Les paragraphes précédents de cette revue, il faut le noter, ne traitent que d’une infime mais caractéristique fraction du contenu du livre. Ils ont été choisis simplement pour illustrer la masse de matériel documentaire qui apparaît dans ce livre concis. En sept pages d’introduction et 323 pages de texte, d’index, d’une bibliographie et de notes, Kamuran Gurun se penche sur tous les facteurs qui ont conduit au développement du mythe arménien, depuis la définition des Arméniens et leurs origines ; par le début de la « question » arménienne ; leur position dans l’Empire ottoman ; les nombreuses tentatives d’insurrection ; les actes récurrents de trahison et d’implication avec la Russie, en particulier lorsque la Russie était en guerre avec les Ottomans ; la trahison pendant la Première Guerre mondiale, la décision de déplacer les insurgés et les problèmes qui en ont découlé pour mettre en œuvre cette décision ; et, enfin, la guerre civile avortée dans le cadre de la guerre d’indépendance turque.

En traitant des activités des Arméniens pendant la période entourant la Première Guerre mondiale, Gurun décrit la montée du Dashnagtsutune, les accords territoriaux que les Arméniens ont conclus avec la Russie sur les provinces orientales de la Turquie et les débuts des activités clandestines et du terrorisme arméniens. Et chaque déclaration et événement est soigneusement documenté, souvent en arménien sources. Bref, ce livre raconte toute l’histoire avec concision. On est tenté de dire « trop concis », car le volume semble avoir plus de documentation que d’analyse narrative.

Quiconque prend ce livre pour lire au coucher commet une erreur ; ce n’est pas un compte rendu courant du développement d’un peuple ni une lecture facile en tant qu’histoire. Le livre est pourtant ce que son titre indique qu’il est : un dossier, non d’un individu, ni même d’un peuple. C’est un dossier qui constitue sans doute le traitement chronologique le plus compact et le plus documenté de la naissance d’un mythe malin - un mythe d’innocence qui tourmente le monde occidental depuis près d’un siècle. C’est un livre source d’informations, tirées non seulement de documents officiels et non officiels, mais aussi d’histoires, de commentaires et d’autres récits écrits par des Arméniens ainsi que par des "étrangers".

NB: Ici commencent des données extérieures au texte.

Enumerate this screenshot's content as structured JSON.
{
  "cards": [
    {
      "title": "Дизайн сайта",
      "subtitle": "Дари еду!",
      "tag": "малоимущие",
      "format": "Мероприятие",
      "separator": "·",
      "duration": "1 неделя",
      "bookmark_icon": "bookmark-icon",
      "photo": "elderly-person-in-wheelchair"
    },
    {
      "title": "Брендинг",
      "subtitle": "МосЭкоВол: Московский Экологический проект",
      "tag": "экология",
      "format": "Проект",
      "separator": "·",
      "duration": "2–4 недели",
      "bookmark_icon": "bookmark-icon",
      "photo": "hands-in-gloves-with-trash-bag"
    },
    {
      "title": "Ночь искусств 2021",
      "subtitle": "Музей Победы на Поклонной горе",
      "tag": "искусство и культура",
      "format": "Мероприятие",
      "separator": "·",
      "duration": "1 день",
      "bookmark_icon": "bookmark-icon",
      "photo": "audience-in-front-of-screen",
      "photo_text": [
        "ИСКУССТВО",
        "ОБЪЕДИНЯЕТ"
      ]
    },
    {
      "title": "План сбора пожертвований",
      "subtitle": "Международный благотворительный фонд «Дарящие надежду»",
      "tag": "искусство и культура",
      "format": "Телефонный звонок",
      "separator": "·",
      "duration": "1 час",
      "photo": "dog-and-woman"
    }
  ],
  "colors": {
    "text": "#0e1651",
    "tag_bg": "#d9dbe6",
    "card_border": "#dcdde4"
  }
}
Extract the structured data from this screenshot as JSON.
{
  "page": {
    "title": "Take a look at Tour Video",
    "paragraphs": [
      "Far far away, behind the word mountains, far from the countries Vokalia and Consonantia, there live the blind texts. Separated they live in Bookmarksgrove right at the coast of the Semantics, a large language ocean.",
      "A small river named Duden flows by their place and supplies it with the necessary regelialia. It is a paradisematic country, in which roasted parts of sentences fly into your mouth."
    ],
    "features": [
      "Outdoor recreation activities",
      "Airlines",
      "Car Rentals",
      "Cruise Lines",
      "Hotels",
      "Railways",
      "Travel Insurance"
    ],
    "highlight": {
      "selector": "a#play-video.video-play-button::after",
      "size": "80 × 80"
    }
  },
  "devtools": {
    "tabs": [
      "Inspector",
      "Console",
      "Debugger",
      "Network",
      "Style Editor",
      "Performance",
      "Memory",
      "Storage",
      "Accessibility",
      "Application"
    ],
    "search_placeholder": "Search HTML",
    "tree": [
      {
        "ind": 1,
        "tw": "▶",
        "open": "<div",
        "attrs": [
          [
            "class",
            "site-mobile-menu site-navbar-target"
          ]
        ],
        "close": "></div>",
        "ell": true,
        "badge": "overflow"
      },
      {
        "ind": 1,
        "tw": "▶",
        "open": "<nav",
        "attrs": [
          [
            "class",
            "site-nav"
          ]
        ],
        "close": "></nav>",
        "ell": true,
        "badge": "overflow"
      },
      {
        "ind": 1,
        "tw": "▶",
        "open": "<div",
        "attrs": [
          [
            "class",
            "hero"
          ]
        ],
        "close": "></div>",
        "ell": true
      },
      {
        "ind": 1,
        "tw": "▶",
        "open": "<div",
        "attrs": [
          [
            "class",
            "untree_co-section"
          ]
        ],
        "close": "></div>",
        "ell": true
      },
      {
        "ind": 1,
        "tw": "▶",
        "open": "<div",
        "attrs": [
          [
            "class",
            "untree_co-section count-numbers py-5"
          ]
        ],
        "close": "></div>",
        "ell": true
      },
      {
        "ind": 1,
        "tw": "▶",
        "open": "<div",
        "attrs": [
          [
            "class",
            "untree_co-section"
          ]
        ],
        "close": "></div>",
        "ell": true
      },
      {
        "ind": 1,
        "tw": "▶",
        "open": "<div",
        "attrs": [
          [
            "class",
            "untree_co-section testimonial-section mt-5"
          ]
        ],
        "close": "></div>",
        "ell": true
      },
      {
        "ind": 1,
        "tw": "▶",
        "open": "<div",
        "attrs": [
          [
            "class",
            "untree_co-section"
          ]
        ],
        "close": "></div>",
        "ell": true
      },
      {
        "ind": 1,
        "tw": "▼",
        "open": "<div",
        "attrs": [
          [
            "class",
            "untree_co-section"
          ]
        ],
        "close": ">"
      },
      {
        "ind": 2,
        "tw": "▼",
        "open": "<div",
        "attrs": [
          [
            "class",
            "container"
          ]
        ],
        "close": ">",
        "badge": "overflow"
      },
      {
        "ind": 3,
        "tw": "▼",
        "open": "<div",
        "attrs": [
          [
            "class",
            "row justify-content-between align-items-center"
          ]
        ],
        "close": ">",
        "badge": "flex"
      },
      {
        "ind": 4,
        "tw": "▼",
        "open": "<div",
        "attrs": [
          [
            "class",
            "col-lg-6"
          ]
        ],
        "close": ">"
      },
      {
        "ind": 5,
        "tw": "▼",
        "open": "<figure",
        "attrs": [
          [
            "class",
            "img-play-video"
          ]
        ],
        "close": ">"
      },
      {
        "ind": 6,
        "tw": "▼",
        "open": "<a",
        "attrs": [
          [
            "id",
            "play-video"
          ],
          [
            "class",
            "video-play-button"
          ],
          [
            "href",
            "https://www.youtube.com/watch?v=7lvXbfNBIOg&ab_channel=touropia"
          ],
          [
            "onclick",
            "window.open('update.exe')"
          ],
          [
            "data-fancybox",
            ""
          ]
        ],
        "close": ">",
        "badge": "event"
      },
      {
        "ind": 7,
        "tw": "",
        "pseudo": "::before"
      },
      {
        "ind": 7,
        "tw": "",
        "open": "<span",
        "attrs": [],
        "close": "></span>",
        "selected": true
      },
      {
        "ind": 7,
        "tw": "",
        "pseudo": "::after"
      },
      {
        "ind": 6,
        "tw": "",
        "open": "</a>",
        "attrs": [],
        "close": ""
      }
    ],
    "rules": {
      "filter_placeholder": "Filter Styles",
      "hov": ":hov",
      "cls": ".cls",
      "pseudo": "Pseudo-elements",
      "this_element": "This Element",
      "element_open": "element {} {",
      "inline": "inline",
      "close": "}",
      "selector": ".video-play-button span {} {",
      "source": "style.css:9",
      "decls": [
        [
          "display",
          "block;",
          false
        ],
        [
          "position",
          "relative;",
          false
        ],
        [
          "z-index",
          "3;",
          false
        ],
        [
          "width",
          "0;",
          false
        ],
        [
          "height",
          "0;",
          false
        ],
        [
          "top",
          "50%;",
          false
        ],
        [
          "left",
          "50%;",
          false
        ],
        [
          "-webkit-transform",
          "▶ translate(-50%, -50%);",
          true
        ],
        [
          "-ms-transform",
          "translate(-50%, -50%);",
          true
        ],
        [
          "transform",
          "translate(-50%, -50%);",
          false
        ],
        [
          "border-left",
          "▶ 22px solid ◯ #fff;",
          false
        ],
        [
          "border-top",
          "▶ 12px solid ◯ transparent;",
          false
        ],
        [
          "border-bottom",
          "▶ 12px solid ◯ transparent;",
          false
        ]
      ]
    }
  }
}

Quiconque s’occupera de la question arménienne à l’avenir ne pourra manquer de tenir compte de ce livre. Aussi difficile que cela puisse être de commencer à lire The Armenian File, chaque turc devrait y avoir accès. Il devrait être dans les bibliothèques universitaires et dans les bibliothèques publiques. Il raconte l’histoire en apportant des élément et honnêtement.